Une représentation en phase avec les fidèles.
Depuis 2003, le Conseil français du culte musulman (CFCM), créé sous l’impulsion de Nicolas Sarkozy, ministre de l’Intérieur, est l’instance représentative de l’islam deFrance, notamment auprès de l’Etat. Toutefois, les fédérations qui la composent, proches du Maroc, de l’Algérie ou de la Turquie, n’ont jamais su dépasser leurs divisions. De nombreux fidèles ne se retrouvent pas dans cette institution. Faute d’autorité morale, le CFCM n’est jamais parvenu à légiférer sur des thèmes aussi divers que le halal, le calendrier lunaire ou le statut des imams. « Le CFCM est resté une structure légère. Les fédérations n’ont pas mutualisé leurs moyens et ont vu dans cette institution un simple guichet à travers lequel elles pouvaient dialoguer avec les pouvoirs publics », décrit Mohammed Moussaoui, qui en a été le président de 2008 à 2013. « Il faudrait la présence d’imams dans le bureau exécutif du CFCM, qui est très éloigné du terrain », suggère Ahmed Miktar, président des Imams de France et imam de Villeneuve-d’Asq.

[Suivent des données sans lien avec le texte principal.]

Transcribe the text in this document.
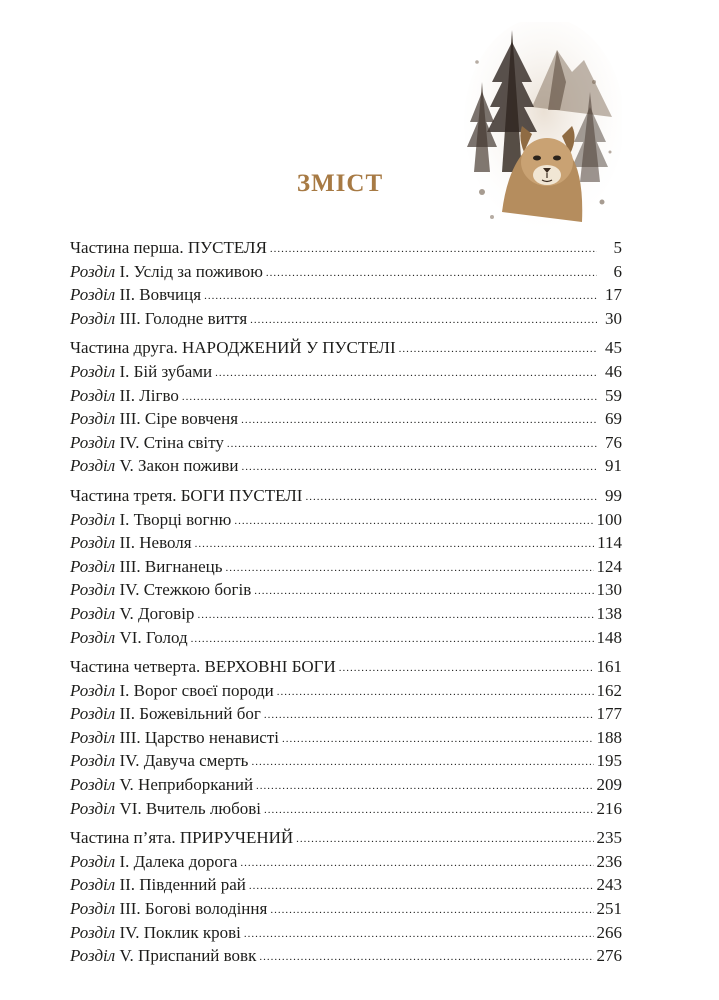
ЗМІСТ
Частина перша. ПУСТЕЛЯ .....	5
Розділ I. Услід за поживою .....	6
Розділ II. Вовчиця .....	17
Розділ III. Голодне виття .....	30
Частина друга. НАРОДЖЕНИЙ У ПУСТЕЛІ .....	45
Розділ I. Бій зубами .....	46
Розділ II. Лігво .....	59
Розділ III. Сіре вовченя .....	69
Розділ IV. Стіна світу .....	76
Розділ V. Закон поживи .....	91
Частина третя. БОГИ ПУСТЕЛІ .....	99
Розділ I. Творці вогню .....	100
Розділ II. Неволя .....	114
Розділ III. Вигнанець .....	124
Розділ IV. Стежкою богів .....	130
Розділ V. Договір .....	138
Розділ VI. Голод .....	148
Частина четверта. ВЕРХОВНІ БОГИ .....	161
Розділ I. Ворог своєї породи .....	162
Розділ II. Божевільний бог .....	177
Розділ III. Царство ненависті .....	188
Розділ IV. Давуча смерть .....	195
Розділ V. Неприборканий .....	209
Розділ VI. Вчитель любові .....	216
Частина п’ята. ПРИРУЧЕНИЙ .....	235
Розділ I. Далека дорога .....	236
Розділ II. Південний рай .....	243
Розділ III. Богові володіння .....	251
Розділ IV. Поклик крові .....	266
Розділ V. Приспаний вовк .....	276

Un statut officiel.Les quelque 2 400 imams en France ont des profils différents. Certains sont salariés de l’association gérant la mosquée et rémunérés très modestement, souvent à temps partiel. « La plupart du temps, ils sont déclarés en tant qu’animateur associatif », décrit l’imam Ahmed Miktar. Environ 15 % sont payés par les Etats marocain, algérien ou turc. D’autres sont entièrement bénévoles, les associations cultuelles n’ayant pas les moyen de leur verser un petit salaire. « Il faut leur donner un statut en terme social, de carrière. « La République leur demande de lutter contre le radicalisme religieux. Du moment que la mission n’est pas d’ordre cultuelle, je ne vois pas pourquoi la société ne pourrait pas financer ce type d’activités », insiste Moussaoui.

Ouvrir les mosquées.« Les musulmans doivent plus ouvrir leurs mosquées, être le plus transparent possible pour que leur message soit clair. Ils se doivent d’être des acteurs de la pédagogie, souligne Moussaoui. Il faut aussi aller vers les autres pour mieux les connaître. Les imams ne sont pas assez formés au catholicisme, et les prêtres ne sont pas formés à l’islam. » Les dignitaires catholiques et musulmans ont multiplié les rencontres ces dernières années. Cependant, le dialogue entre imams et rabbins reste rare. Il y a urgence à construire des ponts.

Lutter contre les radicaux.Les imams sont désemparés face à la montée des extrémistes. « Ils sont eux-mêmes visés nommément par les radicaux sur Internet. Ils le sont ainsi deux fois, par les racistes et les intégristes. Certains ont demandé une protection », explique Ahmed Miktar. A défaut, certains hésitent à condamner ouvertement les extrémistes, car ils craignent des représailles. Ils se sentent aussi impuissants face aux jihadistes qui transitent par les réseaux sociaux. « Il faut une loi pour lutter contre les dérives sur Internet », insiste-t-il. Il peut arriver néanmoins qu’une mosquée serve de tribune à des imams autoproclamés qui prônent la violence. « Il y a une centaine de lieux de culte entre les mains de salafistes en France qui ne sont pas tous radicaux, mais qui tiennent un discours rigoriste et de rupture avec la société », décrit Bernard Godard, ex-spécialiste de l’islam au ministère de l’Intérieur.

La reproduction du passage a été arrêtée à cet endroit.